Friday, December 14, 2007

Trigger Happy

Charles Krauthammer has a Viewpoint commentary in last week's Time magazine. The commentary is about Iran and the most recent National Intelligence Estimate report saying that Iran has "not restarted its previously suspended covert nuclear-weaponization program."

Krauthammer is pleased with the report. He says for him, "good news is good news, whether from Iraq or now from Iran", as opposed to what good news from Iraq would be for him if he was a Democrat...bad news. I just love this all too obvious jab at the left in the first paragraph of the article. Because the left doesn't support the administration's decision to invade Iraq and to stay there indefinitely, they must not want the country to succeed at all over there. It makes perfect sense.

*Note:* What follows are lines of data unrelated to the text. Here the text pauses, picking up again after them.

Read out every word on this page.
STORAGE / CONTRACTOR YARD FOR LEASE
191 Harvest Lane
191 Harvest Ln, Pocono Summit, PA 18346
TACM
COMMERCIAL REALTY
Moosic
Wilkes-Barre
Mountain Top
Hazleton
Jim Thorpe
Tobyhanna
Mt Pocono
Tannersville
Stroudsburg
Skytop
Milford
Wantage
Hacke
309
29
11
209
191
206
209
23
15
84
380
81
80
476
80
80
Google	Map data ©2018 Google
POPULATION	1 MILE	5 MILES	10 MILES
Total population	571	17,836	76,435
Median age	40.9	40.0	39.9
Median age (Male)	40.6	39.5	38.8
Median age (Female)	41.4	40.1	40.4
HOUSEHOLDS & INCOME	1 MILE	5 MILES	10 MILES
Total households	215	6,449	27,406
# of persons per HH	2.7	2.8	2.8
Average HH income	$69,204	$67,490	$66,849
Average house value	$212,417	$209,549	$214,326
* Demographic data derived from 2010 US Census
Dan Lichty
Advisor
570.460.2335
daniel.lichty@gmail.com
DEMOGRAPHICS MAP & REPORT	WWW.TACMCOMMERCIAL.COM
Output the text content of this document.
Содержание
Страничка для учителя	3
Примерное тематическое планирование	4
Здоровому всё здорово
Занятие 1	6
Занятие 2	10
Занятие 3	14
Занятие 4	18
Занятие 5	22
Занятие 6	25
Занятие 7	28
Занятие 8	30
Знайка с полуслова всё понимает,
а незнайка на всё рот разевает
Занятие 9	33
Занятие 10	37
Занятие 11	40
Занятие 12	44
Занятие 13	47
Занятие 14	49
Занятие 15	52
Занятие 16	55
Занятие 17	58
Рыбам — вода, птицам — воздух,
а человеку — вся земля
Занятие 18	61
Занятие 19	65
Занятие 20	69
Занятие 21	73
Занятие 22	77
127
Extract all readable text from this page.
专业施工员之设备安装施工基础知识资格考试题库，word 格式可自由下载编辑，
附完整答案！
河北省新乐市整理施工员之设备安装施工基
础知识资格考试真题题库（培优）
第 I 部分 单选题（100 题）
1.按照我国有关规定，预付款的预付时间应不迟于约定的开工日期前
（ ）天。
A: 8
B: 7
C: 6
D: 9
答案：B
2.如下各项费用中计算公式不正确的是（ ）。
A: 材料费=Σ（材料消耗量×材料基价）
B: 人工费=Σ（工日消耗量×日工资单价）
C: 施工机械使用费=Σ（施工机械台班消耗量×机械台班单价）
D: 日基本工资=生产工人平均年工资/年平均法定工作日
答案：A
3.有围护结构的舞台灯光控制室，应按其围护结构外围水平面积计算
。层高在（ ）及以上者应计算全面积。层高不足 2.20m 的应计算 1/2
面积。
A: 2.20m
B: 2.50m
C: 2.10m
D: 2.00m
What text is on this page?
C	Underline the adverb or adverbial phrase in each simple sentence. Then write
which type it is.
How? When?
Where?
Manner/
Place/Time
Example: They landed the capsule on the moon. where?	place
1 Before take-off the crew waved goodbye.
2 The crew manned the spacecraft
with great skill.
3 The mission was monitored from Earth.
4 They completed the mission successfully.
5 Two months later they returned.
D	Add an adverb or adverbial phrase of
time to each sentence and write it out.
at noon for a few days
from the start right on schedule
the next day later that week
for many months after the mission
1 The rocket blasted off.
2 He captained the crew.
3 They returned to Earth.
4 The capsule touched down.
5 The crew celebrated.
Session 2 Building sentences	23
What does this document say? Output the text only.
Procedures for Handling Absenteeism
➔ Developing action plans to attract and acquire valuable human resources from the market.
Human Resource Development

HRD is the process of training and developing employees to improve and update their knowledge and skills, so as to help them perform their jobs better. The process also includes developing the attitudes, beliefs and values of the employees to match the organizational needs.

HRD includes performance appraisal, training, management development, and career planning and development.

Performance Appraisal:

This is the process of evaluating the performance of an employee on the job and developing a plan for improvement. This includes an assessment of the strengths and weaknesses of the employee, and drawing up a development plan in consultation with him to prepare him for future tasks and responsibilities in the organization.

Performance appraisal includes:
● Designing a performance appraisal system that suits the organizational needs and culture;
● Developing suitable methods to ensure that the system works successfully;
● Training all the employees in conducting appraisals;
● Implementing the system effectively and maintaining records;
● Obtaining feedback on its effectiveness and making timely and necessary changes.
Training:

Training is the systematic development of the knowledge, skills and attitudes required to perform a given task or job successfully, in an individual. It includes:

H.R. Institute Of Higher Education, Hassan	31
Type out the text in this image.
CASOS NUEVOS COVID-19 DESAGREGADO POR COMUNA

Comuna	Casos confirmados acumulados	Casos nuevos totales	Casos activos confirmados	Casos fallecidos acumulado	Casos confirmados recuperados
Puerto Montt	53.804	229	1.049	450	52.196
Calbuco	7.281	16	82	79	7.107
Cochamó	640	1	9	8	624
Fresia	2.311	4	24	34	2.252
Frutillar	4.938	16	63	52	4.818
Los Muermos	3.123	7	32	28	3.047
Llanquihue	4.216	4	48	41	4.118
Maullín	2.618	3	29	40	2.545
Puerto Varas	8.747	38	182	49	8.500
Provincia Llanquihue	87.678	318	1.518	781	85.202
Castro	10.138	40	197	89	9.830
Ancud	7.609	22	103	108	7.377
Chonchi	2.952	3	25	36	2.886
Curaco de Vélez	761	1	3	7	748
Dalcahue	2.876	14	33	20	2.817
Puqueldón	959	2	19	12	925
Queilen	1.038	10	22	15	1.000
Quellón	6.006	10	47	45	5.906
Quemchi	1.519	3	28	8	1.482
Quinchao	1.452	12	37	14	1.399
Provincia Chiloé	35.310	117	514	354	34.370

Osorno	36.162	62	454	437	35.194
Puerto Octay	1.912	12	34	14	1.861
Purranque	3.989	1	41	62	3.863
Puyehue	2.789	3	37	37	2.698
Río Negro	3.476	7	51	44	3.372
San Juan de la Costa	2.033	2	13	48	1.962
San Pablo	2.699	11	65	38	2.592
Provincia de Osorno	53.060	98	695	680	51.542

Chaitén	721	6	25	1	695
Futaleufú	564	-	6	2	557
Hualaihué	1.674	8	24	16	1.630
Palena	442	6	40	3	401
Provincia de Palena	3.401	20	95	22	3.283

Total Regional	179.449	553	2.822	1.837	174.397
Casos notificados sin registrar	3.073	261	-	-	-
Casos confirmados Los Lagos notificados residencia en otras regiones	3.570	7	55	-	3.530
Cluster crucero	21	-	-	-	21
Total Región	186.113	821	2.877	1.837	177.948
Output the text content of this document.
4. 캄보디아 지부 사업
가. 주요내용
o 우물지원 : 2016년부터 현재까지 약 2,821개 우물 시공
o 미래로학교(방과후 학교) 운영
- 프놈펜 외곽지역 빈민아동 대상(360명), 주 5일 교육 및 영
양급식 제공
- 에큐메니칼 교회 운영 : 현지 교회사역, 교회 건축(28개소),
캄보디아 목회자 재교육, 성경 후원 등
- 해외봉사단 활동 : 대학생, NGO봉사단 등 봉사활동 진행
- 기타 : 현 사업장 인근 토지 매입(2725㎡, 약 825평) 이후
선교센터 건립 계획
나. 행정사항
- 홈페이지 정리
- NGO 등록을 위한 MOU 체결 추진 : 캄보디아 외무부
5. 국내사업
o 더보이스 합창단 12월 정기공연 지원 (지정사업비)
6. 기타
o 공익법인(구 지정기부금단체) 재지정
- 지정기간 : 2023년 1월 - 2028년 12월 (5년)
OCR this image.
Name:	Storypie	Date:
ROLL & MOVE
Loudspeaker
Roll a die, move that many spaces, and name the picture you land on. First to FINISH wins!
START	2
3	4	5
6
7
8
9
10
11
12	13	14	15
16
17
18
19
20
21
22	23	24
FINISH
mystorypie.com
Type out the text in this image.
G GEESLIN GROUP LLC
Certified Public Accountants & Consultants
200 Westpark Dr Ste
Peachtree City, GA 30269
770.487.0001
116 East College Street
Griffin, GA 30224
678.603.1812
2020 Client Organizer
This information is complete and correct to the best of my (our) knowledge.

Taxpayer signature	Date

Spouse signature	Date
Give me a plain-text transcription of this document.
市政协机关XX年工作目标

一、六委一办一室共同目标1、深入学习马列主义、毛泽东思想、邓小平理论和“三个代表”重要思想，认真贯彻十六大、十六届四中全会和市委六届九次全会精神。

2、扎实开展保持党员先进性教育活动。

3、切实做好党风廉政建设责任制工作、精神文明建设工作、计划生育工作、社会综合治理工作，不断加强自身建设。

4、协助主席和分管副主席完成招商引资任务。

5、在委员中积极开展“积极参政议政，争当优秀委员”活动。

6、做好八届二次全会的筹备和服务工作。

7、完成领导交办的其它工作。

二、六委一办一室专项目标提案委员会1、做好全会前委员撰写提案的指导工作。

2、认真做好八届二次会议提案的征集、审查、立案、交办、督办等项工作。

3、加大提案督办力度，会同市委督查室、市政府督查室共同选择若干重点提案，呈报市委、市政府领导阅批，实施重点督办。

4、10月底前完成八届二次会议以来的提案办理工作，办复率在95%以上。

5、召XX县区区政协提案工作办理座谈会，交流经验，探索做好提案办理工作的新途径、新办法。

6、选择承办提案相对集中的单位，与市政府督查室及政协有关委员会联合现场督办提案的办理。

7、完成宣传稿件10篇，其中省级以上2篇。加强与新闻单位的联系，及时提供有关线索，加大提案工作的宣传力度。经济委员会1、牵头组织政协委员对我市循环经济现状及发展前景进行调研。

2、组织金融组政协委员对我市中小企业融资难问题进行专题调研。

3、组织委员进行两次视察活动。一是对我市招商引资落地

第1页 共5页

Moving on. Actually, I have only one last bit to share with you. Krauthammer's last paragraph on Iran and continuing international pressure on them reads as follows:

The military option may not be necessary right now. If weaponization has been suspended, the window for sanctions has been widened. But there is no reasonable argument for taking military action off the table. If the Iranians refuse to negotiate seriously--their new negotiator says all previous negotiations are void and talks now return to square one--the military option needs to be on the table and in plain view.


I sincerely doubt that if the NIE reported that Iran had restarted its nuclear weaponization program Krauthammer would doubt the report's accuracy like he does by beginning sentences with "If weaponization has been suspended". That is what the report says, of course with moderate confidence. Wouldn't you trust a "moderate confidence" from the NIE over a most assuredly from the inner circle of this administration at this point?

There is also this nugget. "But there is no reasonable argument for taking military action off the table."

Going into Iraq seems like a reasonable argument for taking military action off the table. That doesn't seem to have worked out too well for the world. Of course, the Iraq invasion may only be a reasonable argument for taking military action off the table if Iran is close to Iraq, is a Muslim nation, is bloated with oil, and has some anti-American sentiment within its borders.

I'm bad in geography, economics, religious studies, anthropology, and political science, but I could be wrong. Who knows?

3 comments:

Aaron said...

This is a sick post.

Bryce Perica said...

Thank you.

Bryce Perica said...

Oh, and I don't think these arguments against the peace process are very good. I went to the site and couldn't finish reading through the "respite from peace" rationale because I find it too irrational and incompetent.